[246] Vatican, the palace of the pope in Rome, with its celebrated library, museum, and art gallery.
[247] Doric, the oldest, strongest, and simplest of the three styles of Grecian architecture.
[248] Gothic, a pointed style of architecture, prevalent in western Europe in the latter part of the middle ages.
[249] Never imitate. Emerson insists on this doctrine.
[250] Shakespeare (1564-1616), the great English poet and dramatist. He is mentioned in Emerson's writings more than any other character in history, and is taken as the type of the poet in his Representative Men.

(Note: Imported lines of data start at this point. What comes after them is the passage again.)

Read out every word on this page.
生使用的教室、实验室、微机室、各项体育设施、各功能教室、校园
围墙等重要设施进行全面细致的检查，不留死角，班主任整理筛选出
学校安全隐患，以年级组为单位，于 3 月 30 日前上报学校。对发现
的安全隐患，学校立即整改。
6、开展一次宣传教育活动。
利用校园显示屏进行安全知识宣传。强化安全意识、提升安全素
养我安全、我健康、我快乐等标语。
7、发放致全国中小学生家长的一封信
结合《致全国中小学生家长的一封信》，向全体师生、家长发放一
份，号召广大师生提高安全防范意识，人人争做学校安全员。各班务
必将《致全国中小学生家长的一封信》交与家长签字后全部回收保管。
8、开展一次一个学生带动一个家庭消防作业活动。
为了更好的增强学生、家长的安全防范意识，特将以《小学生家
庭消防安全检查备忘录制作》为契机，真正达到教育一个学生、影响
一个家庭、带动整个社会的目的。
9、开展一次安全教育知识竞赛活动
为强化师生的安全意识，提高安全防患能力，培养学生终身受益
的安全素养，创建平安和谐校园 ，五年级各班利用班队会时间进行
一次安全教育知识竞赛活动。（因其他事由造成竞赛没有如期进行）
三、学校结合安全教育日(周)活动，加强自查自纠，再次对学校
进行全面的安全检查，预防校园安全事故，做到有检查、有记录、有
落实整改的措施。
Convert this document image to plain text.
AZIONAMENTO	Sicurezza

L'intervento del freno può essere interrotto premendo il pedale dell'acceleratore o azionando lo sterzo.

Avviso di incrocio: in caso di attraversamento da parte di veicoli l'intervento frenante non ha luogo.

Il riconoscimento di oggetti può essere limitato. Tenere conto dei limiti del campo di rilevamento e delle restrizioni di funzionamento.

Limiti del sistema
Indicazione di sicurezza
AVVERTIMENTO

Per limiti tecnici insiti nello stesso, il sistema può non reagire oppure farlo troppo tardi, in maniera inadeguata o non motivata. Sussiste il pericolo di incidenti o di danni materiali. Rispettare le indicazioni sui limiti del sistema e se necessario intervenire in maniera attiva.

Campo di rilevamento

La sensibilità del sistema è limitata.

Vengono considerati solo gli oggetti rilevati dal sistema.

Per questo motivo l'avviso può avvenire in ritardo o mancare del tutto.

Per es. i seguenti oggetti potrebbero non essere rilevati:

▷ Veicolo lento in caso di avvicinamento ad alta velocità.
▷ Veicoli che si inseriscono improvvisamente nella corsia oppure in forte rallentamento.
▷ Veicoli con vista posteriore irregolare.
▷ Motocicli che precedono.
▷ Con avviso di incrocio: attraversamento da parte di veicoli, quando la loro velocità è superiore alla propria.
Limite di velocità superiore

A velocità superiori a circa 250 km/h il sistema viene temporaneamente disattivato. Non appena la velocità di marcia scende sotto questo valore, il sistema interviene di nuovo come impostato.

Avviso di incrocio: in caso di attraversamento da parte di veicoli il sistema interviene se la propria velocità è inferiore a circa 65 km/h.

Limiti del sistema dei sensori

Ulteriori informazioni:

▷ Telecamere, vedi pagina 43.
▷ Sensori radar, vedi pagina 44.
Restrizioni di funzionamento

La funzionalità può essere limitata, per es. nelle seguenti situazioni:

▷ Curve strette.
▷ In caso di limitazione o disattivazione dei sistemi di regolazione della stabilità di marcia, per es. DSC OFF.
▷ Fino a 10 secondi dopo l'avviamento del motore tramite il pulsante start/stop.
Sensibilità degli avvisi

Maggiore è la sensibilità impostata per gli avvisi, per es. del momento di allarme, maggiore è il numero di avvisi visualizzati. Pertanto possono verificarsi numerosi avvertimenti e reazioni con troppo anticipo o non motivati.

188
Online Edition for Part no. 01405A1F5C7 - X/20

"O mighty poet! Thy works are not as those of other men, simply and merely great works of art; but are also like the phenomena of nature, like the sun and the sea, the stars and the flowers,—like frost and snow, rain and dew, hailstorm and thunder, which are to be studied with entire submission of our own faculties, and in the perfect faith that in them there can be no too much or too little, nothing useless or inert,—but that, the further we press in our discoveries, the more we shall see proofs of design and self-supporting arrangement where the careless eye had seen nothing but accident!"—De Quincy.
[251] Benjamin Franklin (1706-1790), American philosopher, statesman, diplomatist, and author. He discovered the identity of lightning with electricity, invented the lightning-rod, went on several diplomatic missions to Europe, was one of the committee that drew up the Declaration of Independence, signed the treaty of Paris, and compiled Poor Richard's Almanac.
[252] Francis Bacon (1561-1626), a famous English philosopher and statesman. He became Lord Chancellor under Elizabeth. He is best known by his Essays; he wrote also the Novum Organum and the Advancement of Learning.